Prinsip Kebebasan Berkontrak Terbatas

Sumber Gambar: infoduit.com

Sumber Gambar: infoduit.com

Sebagian ahli hukum mendasarkan asas kebebasan berkontrak melalui Pasal 1338 ayat 1 KUHPdt. Pasal tersebut menegaskan bahwa:

“Setiap perjanjian yang dibuat secara sah berlaku sebagai undang-undang bagi mereka yang membuatnya.”

Berdasarkan ketentuan di atas, tidak terdapat frasa yang menyebutkan “kebebasan berkontrak,” sehingga tidak dapat dikatakan kalau merupakan turunan dari asas kebebasan berkontrak.

Hal ini tentunya tidak akan menimbulkan perdebatan, seandainya ketentuan tersebut semata-mata dimaknai sebagai pengkonkretan asas pacta sunt servanda, yaitu setiap perjanjian mengikat para pihak.

Dalam Pasal 1338 ayat 1 KUHPdt sangat jelas dapat diperoleh arti yang demikian, bahwa perjanjian yang sah adalah sebagai undang-undang bagi mereka yang membuatnya.

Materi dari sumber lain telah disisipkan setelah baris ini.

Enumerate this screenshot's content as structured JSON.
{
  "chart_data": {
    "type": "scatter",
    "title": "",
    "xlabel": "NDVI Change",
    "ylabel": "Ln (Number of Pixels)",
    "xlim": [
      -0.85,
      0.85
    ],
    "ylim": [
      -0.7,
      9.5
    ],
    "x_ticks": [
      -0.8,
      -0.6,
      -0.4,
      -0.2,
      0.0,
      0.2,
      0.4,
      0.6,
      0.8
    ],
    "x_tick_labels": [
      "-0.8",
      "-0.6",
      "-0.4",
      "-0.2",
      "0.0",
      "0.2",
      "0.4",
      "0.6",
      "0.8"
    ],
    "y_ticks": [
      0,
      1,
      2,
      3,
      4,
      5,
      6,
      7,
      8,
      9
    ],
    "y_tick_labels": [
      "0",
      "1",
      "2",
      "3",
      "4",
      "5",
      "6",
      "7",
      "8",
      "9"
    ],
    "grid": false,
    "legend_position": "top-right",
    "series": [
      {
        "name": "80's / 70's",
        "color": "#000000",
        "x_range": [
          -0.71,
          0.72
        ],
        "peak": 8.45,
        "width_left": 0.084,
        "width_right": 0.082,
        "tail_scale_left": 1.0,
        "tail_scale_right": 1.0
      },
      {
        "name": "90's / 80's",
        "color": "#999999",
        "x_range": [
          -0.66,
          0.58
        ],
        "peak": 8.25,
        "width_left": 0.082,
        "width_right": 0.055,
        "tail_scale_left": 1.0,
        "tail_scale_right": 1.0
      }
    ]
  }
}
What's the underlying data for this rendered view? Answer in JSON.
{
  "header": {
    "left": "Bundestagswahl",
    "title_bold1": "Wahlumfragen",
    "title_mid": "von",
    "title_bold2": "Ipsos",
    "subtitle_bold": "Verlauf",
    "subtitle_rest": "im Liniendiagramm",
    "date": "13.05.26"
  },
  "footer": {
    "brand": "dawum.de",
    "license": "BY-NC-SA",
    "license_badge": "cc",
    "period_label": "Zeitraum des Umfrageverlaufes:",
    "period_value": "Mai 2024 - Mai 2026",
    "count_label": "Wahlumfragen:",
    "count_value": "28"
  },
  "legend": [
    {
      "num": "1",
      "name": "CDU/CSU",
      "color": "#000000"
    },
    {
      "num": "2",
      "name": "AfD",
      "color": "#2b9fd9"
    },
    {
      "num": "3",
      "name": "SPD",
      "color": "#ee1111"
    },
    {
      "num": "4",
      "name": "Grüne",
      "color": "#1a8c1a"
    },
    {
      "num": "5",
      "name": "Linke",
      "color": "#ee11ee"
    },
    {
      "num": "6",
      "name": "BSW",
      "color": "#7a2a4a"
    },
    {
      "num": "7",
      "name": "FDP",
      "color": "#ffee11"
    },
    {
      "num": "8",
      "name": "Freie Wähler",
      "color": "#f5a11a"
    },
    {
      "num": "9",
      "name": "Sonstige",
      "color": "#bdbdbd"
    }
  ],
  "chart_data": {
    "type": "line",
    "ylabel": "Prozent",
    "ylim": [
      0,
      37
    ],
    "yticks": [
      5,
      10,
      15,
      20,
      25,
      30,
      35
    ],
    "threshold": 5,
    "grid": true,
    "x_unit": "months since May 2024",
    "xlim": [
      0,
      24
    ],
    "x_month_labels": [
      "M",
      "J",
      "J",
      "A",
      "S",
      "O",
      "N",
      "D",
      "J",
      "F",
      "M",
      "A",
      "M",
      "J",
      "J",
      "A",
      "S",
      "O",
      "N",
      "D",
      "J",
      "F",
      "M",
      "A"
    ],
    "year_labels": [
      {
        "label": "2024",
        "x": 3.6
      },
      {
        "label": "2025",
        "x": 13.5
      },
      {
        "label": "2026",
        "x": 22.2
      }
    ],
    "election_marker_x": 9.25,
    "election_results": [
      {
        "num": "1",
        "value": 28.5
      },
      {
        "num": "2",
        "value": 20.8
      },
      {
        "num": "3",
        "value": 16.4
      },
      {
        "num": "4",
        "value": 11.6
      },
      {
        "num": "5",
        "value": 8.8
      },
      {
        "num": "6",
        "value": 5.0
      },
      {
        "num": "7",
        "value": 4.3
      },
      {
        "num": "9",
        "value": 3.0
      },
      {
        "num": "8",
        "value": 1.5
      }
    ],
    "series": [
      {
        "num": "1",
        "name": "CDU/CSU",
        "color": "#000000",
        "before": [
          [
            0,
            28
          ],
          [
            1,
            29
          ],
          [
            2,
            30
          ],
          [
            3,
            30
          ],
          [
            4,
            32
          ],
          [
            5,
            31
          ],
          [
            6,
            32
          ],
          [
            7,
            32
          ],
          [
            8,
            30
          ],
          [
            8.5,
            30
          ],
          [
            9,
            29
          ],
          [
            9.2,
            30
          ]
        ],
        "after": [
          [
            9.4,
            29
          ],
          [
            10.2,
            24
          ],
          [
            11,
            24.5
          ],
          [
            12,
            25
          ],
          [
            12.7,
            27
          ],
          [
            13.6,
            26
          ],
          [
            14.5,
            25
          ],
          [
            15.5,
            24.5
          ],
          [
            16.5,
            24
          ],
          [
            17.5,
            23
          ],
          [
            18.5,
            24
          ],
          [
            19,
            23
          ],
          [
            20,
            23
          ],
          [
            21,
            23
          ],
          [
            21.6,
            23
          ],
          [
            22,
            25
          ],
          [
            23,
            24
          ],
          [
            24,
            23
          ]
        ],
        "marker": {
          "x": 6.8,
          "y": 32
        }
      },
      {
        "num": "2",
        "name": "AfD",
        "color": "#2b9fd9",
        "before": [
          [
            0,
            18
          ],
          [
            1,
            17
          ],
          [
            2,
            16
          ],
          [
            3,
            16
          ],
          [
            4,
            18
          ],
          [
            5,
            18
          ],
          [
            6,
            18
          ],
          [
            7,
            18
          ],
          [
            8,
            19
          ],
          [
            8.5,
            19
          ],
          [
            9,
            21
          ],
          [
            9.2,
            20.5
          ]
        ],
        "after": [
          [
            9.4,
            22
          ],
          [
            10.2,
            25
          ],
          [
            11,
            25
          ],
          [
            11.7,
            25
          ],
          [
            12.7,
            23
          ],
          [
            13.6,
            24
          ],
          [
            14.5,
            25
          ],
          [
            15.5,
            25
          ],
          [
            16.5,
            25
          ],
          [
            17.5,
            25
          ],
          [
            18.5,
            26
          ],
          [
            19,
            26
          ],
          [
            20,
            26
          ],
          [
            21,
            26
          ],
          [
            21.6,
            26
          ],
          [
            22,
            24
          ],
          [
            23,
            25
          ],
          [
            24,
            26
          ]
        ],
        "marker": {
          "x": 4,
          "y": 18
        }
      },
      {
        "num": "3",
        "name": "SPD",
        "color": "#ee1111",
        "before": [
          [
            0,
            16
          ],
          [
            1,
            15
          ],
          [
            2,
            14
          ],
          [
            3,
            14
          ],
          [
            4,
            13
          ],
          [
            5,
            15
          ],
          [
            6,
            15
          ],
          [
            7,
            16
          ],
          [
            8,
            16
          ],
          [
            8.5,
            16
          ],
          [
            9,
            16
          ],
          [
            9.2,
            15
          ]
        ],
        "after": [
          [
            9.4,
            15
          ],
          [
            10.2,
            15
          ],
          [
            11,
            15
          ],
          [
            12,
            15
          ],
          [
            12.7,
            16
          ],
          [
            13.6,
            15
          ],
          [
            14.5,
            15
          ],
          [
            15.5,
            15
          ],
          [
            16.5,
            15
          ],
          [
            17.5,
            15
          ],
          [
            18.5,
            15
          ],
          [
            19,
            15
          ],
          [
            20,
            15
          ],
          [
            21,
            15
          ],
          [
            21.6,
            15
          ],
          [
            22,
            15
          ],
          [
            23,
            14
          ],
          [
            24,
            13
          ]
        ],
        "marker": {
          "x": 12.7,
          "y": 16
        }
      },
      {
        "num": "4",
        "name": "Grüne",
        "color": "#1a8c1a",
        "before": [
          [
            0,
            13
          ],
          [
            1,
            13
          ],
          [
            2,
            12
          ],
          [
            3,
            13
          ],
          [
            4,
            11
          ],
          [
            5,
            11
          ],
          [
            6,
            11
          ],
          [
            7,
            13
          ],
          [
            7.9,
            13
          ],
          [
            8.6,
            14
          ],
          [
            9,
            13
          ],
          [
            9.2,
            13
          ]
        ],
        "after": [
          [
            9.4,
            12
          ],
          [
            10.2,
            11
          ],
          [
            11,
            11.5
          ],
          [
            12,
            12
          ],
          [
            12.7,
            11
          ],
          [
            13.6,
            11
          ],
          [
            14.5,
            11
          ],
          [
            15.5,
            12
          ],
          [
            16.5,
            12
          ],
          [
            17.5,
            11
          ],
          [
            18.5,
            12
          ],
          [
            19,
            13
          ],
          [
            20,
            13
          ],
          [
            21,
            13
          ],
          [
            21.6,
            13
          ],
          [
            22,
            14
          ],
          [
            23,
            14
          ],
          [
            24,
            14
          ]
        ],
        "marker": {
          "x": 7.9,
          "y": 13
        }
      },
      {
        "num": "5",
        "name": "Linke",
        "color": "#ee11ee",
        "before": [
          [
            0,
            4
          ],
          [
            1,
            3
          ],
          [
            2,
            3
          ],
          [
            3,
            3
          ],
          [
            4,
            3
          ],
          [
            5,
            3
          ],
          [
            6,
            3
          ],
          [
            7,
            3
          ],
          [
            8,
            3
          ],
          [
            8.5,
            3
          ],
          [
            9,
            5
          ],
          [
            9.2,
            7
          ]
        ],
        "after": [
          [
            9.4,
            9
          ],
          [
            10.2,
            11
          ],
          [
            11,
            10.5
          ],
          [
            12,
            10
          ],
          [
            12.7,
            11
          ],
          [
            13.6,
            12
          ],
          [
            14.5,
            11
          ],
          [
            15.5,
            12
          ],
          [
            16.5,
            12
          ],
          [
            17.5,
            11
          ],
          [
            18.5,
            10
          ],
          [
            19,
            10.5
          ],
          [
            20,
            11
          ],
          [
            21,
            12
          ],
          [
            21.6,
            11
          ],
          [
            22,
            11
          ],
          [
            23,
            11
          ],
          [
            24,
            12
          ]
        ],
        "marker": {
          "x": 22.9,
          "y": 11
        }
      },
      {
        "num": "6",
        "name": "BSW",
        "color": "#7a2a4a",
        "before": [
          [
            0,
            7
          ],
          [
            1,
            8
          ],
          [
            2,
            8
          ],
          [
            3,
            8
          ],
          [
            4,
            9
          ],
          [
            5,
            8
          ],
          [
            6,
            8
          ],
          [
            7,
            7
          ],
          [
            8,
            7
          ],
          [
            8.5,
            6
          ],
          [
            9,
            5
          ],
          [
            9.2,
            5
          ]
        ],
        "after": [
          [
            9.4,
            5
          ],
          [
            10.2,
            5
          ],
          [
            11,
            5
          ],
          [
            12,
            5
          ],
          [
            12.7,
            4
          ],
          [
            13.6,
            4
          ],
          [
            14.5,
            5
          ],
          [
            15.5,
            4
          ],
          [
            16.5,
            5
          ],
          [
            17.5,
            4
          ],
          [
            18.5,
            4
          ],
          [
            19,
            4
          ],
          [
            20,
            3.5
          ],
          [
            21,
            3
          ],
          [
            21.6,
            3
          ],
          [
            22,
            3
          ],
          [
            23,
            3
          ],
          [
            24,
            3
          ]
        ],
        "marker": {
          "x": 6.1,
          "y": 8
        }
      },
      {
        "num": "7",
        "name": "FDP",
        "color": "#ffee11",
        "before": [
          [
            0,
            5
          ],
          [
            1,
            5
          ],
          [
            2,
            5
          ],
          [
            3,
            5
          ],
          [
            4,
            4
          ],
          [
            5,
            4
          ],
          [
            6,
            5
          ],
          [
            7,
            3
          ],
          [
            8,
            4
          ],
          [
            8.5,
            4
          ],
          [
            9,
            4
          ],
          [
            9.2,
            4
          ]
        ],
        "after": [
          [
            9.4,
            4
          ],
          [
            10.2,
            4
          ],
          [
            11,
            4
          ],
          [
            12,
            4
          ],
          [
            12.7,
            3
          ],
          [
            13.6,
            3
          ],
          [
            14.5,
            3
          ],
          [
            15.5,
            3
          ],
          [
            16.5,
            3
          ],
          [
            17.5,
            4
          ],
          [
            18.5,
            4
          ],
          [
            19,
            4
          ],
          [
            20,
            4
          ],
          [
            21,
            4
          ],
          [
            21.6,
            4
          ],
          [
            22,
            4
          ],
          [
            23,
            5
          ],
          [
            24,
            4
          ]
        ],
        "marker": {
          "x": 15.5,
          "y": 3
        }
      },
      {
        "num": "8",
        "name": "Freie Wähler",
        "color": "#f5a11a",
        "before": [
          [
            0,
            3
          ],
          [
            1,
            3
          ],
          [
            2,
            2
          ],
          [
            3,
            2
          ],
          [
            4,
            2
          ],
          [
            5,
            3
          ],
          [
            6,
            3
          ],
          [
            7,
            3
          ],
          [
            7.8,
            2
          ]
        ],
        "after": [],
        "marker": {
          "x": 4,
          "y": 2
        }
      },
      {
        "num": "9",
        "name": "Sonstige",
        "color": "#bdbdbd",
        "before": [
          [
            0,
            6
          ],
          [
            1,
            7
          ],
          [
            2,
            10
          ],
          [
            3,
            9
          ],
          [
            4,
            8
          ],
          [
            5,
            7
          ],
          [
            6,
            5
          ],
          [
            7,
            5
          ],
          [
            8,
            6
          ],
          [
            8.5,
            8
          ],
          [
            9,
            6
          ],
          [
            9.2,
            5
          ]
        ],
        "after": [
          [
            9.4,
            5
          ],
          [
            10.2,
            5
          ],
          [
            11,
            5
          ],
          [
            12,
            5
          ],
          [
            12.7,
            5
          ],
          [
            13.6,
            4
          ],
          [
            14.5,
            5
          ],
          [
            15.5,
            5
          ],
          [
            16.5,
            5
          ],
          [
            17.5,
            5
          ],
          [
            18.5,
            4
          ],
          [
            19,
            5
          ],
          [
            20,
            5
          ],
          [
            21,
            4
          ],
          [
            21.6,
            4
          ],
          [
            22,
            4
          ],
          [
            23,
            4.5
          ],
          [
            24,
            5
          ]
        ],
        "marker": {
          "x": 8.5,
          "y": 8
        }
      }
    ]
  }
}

Jika perjanjian disamakan dengan undang-undang, sudah pasti akan termaknai bahwa di dalam perjanjian itu,  setiap pihak wajib menundukan dan mengikatkan diri dalam setiap pemenuhan hak dan kewajibannya masing-masing.

Andaikata Pasal 1338 ayat 1 KUHPdt berbunyi “setiap perjanjian yang dibuat berlaku sebagai undang-undang bagi mereka yang membuatnya” maka tentunya dapat diperoleh pemaknaan bahwa yang namanya kontrak dapat dilaksanakan sebebas-bebasnya.

Pasal 1338 ayat 1 KUHPdt bukanlah ketentuan yang dapat menjadi petunjuk kalau kontrak dapat dilaksanakan sebebas-bebasnya. Akan tetapi pelaksanaan dari pada asas kebebasan berkontrak dibatasi oleh beberapa prasyarat.

Dengan terdapatnya frasa “…dibuat secara sah….” dalam ketentuan tersebut, berarti menunjukkan kalau ada perjanjian yang dibuat secara sah, berarti sebaliknya ada juga perjanjian yang bisa dibuat tetapi tidak sah, dan kalau perjanjiannya tidak sah tidak dapat berlaku sebagai undang-undang bagi mereka yang membuatnya.

Lanjut dari pada itu, penting untuk mengutip secara lengkap dari ketentuan Pasal 1338 KUHPdt yang terdiri dari tiga ayat, yaitu:

  • Setiap perjanjian yang dibuat secara sah berlaku sebagai undang-undang bagi mereka yang membuatnya;
  • Perjanjian-perjanjian itu tidak dapat ditarik kembali selain dengan sepakat kedua belah pihak, atau karena alasan-alasan yang oleh undang-undang dinyatakan cukup untuk itu;
  • Perjanjian-perjanjian harus dilaksanakan dengan itikad baik.

Berdasarkan ketentuan dari Pasal  1338 di atas yang terdiri atas 3 ayat, tidak ada frasa yang menyebutkan kontrak dapat dilaksanakan sebebas-bebasnya. Setidak-tidaknya dari ayat 2-nya, justru mempertegas pelaksanaan kontrak  mengalami pembatasan.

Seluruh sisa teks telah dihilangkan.